Elle a choisi dans son répertoire quatre ou cinq amies. Elle ne les a pas sélectionnées au hasard, mais leur a fait subir une sorte de casting mental. Fallait qu’elles répondent à certains critères, le cahier des charges était assez lourd. Suffisamment proches et disponibles pour pouvoir tout entendre. Patientes, pour ne pas l’envoyer trop rapidement promener. Généreuses aussi, parce qu’elle avait besoin d’aide. Bref, les heureuses élues ont toutes été appelées une première fois pour un vidage de sac complet et brutal, du genre cabas qu’on retourne pour que tout tombe par terre, en vrac sur le trottoir. C’était l’introduction, fallait bien les mettre au courant. Les heureuses élues ont toutes été abasourdies. Elles n’en revenaient pas : « Pas vous, c’est pas possible, vous êtes tellement unis » ou alors : « Pour moi vous étiez le couple parfait, qui fait rêver ».

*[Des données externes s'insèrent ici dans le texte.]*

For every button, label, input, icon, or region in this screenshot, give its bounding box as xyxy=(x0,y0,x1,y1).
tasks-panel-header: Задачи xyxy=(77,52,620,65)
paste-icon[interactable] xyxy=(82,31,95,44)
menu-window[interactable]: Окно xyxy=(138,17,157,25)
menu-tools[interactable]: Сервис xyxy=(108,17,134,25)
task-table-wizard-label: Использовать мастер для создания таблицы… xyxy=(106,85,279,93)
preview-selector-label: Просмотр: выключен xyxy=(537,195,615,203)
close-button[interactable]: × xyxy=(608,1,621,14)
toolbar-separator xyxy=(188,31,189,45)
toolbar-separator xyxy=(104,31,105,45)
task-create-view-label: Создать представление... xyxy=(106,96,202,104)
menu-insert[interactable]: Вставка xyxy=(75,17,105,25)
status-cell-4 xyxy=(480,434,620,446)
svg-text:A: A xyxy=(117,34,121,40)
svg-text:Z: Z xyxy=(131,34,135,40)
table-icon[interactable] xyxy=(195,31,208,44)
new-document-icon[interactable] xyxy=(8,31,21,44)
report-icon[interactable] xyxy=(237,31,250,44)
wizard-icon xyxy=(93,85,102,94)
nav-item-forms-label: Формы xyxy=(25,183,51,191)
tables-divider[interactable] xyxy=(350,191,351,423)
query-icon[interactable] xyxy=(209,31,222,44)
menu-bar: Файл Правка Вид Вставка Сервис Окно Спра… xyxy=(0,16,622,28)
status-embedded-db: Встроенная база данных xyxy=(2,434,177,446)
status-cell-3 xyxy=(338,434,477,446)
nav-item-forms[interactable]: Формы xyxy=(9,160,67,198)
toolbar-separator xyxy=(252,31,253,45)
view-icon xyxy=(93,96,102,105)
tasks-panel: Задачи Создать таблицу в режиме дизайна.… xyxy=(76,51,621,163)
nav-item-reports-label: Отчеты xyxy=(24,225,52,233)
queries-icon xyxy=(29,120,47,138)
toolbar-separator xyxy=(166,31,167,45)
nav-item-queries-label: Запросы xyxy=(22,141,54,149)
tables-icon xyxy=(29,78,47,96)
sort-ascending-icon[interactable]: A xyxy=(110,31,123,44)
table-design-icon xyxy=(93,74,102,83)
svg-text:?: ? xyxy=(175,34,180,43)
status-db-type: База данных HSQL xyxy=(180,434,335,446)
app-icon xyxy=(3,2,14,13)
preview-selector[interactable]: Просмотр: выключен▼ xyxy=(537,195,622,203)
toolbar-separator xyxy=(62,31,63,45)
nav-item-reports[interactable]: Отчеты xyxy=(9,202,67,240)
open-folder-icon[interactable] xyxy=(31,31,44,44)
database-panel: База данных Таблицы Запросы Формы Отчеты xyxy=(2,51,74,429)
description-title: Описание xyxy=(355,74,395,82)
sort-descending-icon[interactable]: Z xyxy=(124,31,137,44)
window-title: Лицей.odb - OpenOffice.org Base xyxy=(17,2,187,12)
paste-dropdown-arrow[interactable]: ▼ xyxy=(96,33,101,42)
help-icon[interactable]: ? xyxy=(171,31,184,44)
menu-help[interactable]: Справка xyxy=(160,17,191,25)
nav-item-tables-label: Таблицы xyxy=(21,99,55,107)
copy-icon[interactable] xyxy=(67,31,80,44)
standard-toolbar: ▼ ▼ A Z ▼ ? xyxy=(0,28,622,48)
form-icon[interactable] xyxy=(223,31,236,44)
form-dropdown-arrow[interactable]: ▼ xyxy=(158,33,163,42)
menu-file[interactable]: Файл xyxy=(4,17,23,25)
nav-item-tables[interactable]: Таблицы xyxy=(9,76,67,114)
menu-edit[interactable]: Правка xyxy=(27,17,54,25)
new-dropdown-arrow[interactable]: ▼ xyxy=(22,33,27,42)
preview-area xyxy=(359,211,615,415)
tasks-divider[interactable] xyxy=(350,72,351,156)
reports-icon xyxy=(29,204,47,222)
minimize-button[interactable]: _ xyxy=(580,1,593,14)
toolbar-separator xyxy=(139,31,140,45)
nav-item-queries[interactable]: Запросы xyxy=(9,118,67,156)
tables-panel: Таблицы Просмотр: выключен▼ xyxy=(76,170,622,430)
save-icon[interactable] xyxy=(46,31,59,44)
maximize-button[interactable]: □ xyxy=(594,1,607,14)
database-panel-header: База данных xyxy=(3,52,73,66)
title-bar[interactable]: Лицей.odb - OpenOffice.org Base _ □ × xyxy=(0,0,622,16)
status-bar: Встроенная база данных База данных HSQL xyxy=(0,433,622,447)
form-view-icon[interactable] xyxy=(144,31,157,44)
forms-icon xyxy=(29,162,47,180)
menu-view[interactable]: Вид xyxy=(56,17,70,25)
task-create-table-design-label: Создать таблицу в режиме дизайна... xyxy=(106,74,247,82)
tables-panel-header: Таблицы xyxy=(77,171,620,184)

Entre deux sanglots, Lola a raconté. Elle non plus ; elle ne savait pas que c’était possible. Pas eux. Trop proches. Ils n’étaient qu’un. Ils n’ont jamais vécu l’un sans l’autre. Ils ont grandi ensemble. C’est comme si on lui avait arraché la moitié de ses organes vitaux. Un peu siamois, ils étaient. A qui le cœur, à qui les reins, comment faire le partage ? Comment exister sans lui qui était une partie d’elle et réciproquement ? Lola parlait et s’entendait dire tout ce qu’elle ressentait profondément. Mais en même temps, une drôle de sensation, confuse, lointaine apparaîssait étrangement. Comme si elle s’observait elle-même. Comme si elle découvrait petit à petit qui elle était. Et si au fond elle avait toujours su que c’était possible sans jamais se l’avouer ? Cette pensée incongrue, elle ne la chassait pas, elle la mettait juste de côté.
Elle pleure encore et encore sur son malheur. Abandon. Il n’y a aucun mot qui peut remplacer celui-là. Quand on est abandonné, c’est qu’on ne mérite pas d’être aimé. Supplier, quémander, ne sert à rien, bien au contraire. Elle le sait. Elle ne demande rien à Marcello, et surtout pas de l’aimer. Totalement désemparée, elle s’est tournée vers ce qui lui restait : ses amies. De toute façon, à 44 ans, elle sait très bien qu’elle n’intéréssera plus aucun homme. Trop tard, trop vieille, trop tout. Les hommes sont malins. A nos âges ils vont chercher les femmes qui ont dix, quinze ans de moins qu’eux. Elle regrette presque que le sien n’en ait pas fait autant il y a une dizaine d’années. La souffrance serait derrière, digérée, avalée. Et puis surtout, ça lui aurait laissé une chance de refaire sa vie quand il en était encore tant. Pas comme maintenant où elle est condamnée à la solitude. Horrible sensation de s’être fait avoir. Il a pris d’elle le meilleur, ses plus belles années, sa jeunesse, son insouciance. Il la largue sans aucun scrupule à l’âge où plus grand-chose n’est possible pour elle. La solitude comme seule alternative.
Abandon. Total, définitif, cruel. Injuste aussi, bien sûr.